The two-day strike has been categorized by AFSCME and UPTE as an Unfair Labor Practice (ULP) strike, a legal category that restricts raising economic demands. This is a frequent tactic used by union bureaucrats to limit strikes or cancel them altogether.
The trade unions are attempting to portray themselves as opponents of the UC Regents, but they are in fact the largest contributors to the Democratic Party, which is bound to the Regents at the highest levels of the state.
AFSCME has contributed $9,837,237 in the 2024 election cycle so far. The vast majority of these contributions have gone to Democratic candidates and causes, with 99.51 percent of funds coming from the organization itself rather than individuals, according to the website OpenSecrets.
UPTE is part of the larger Communications Workers of America (CWA). That same year, the CWA gave $9.5 million to political candidates, causes and lobbying, primarily to the Democratic Party.
Both the trade union bureaucracies and the UC Regents are the upper echelons of the Democratic Party. Eighteen of the 26 Regent board members are selected by the governor of California, and seven are ex-officio members, meaning they are automatically filled by the current governor (Gavin Newsom), Lieutenant Governor, Speaker of the State Assembly, State Superintendent of Public Instruction, president and vice president of the Alumni Associations of UC and president of the University of California.
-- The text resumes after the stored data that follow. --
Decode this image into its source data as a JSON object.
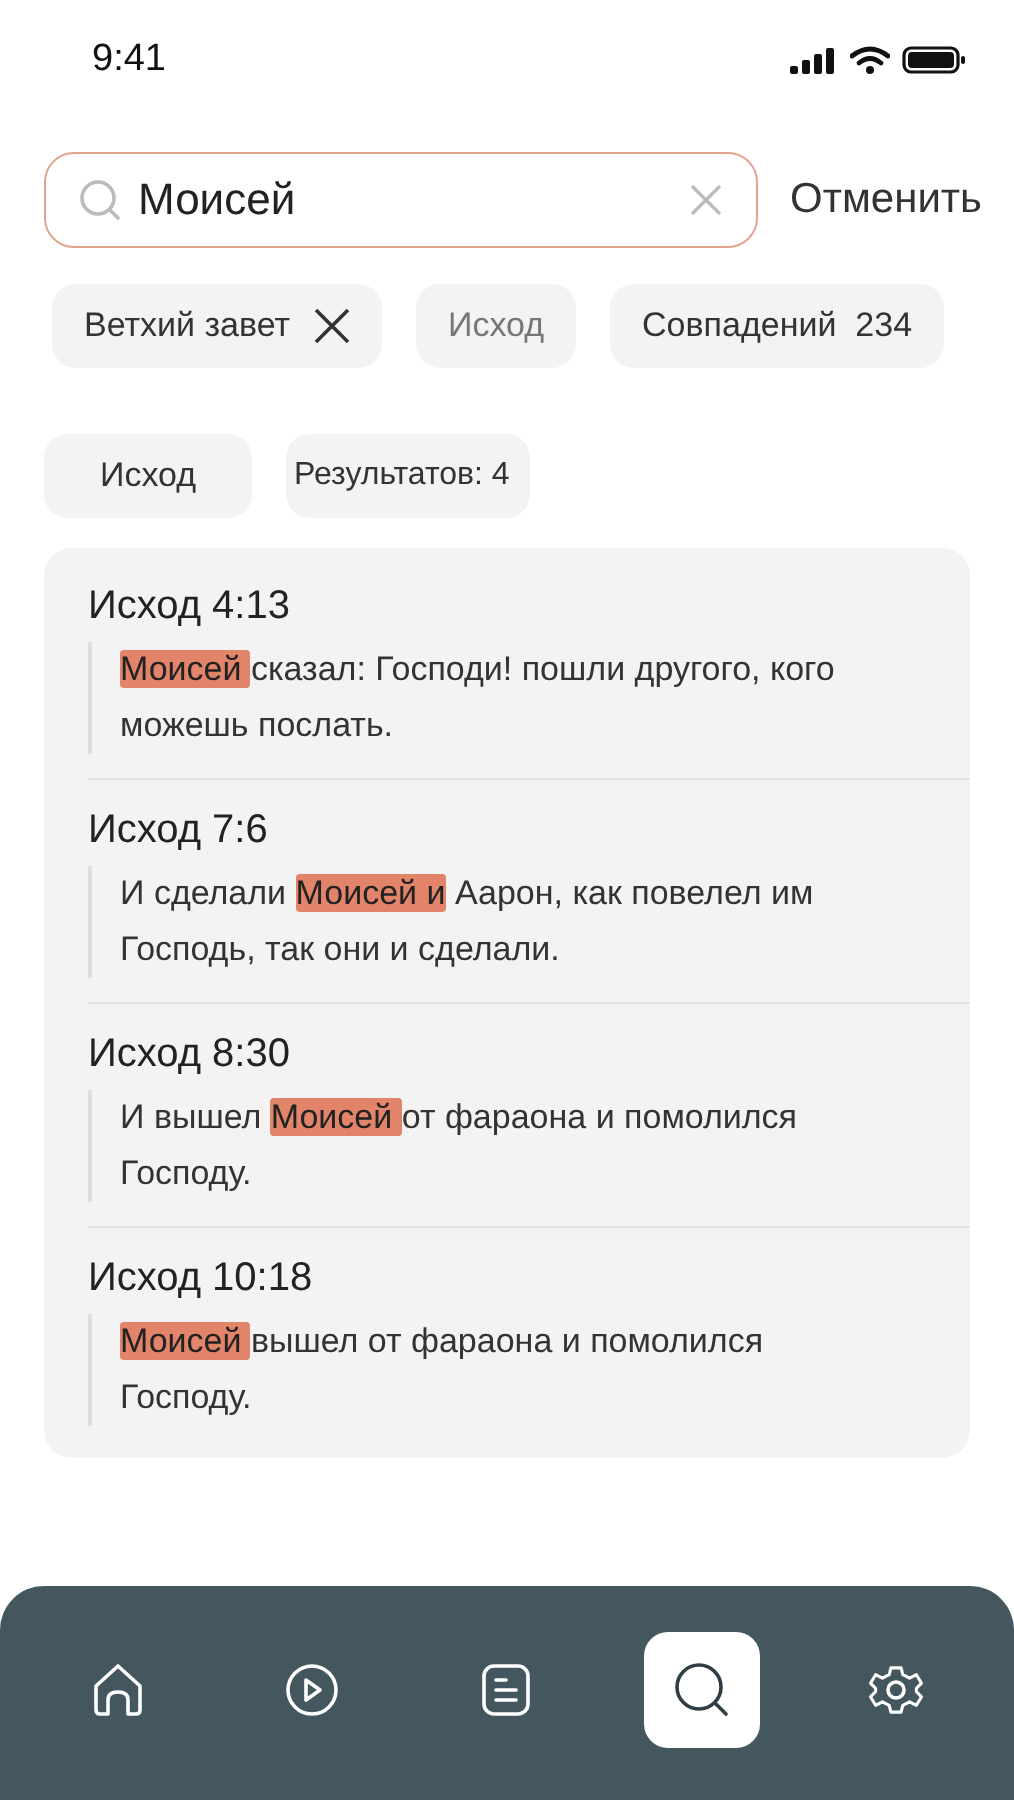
{
  "status_bar": {
    "time": "9:41"
  },
  "search": {
    "value": "Моисей",
    "cancel": "Отменить"
  },
  "filters": [
    {
      "label": "Ветхий завет",
      "kind": "removable"
    },
    {
      "label": "Исход",
      "kind": "faded"
    },
    {
      "label": "Совпадений",
      "count": "234",
      "kind": "count"
    }
  ],
  "summary": [
    {
      "label": "Исход",
      "kind": "book"
    },
    {
      "label": "Результатов:",
      "count": "4",
      "kind": "count"
    }
  ],
  "results": [
    {
      "ref": "Исход 4:13",
      "match": "Моисей ",
      "after": "сказал: Господи! пошли другого, кого можешь послать."
    },
    {
      "ref": "Исход 7:6",
      "before": "И сделали ",
      "match": "Моисей и",
      "after": " Аарон, как повелел им Господь, так они и сделали."
    },
    {
      "ref": "Исход 8:30",
      "before": "И вышел ",
      "match": "Моисей ",
      "after": "от фараона и помолился Господу."
    },
    {
      "ref": "Исход 10:18",
      "match": "Моисей ",
      "after": "вышел от фараона и помолился Господу."
    }
  ],
  "tab_bar": [
    {
      "kind": "home",
      "selected": false
    },
    {
      "kind": "play",
      "selected": false
    },
    {
      "kind": "notes",
      "selected": false
    },
    {
      "kind": "search",
      "selected": true
    },
    {
      "kind": "settings",
      "selected": false
    }
  ]
}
The fight at UC requires that workers establish their political independence both from the fascist Trump and from the Democrats, who have joined with Republicans in attacking protesters and are even now fixated on ensuring a “smooth transition” from Biden to Trump. This, in turn, requires a rebellion against the trade union apparatus to transfer power from the bureaucracy to the workers themselves through the formation of rank-and-file committees.
The strike by UC workers is only the first of what will prove to be a massive explosion of the class struggle triggered by Trump’s right-wing policies. Against this turn towards oligarchic rule, the power of the working class must be mobilized against the profit system itself, which is the fundamental cause of dictatorship.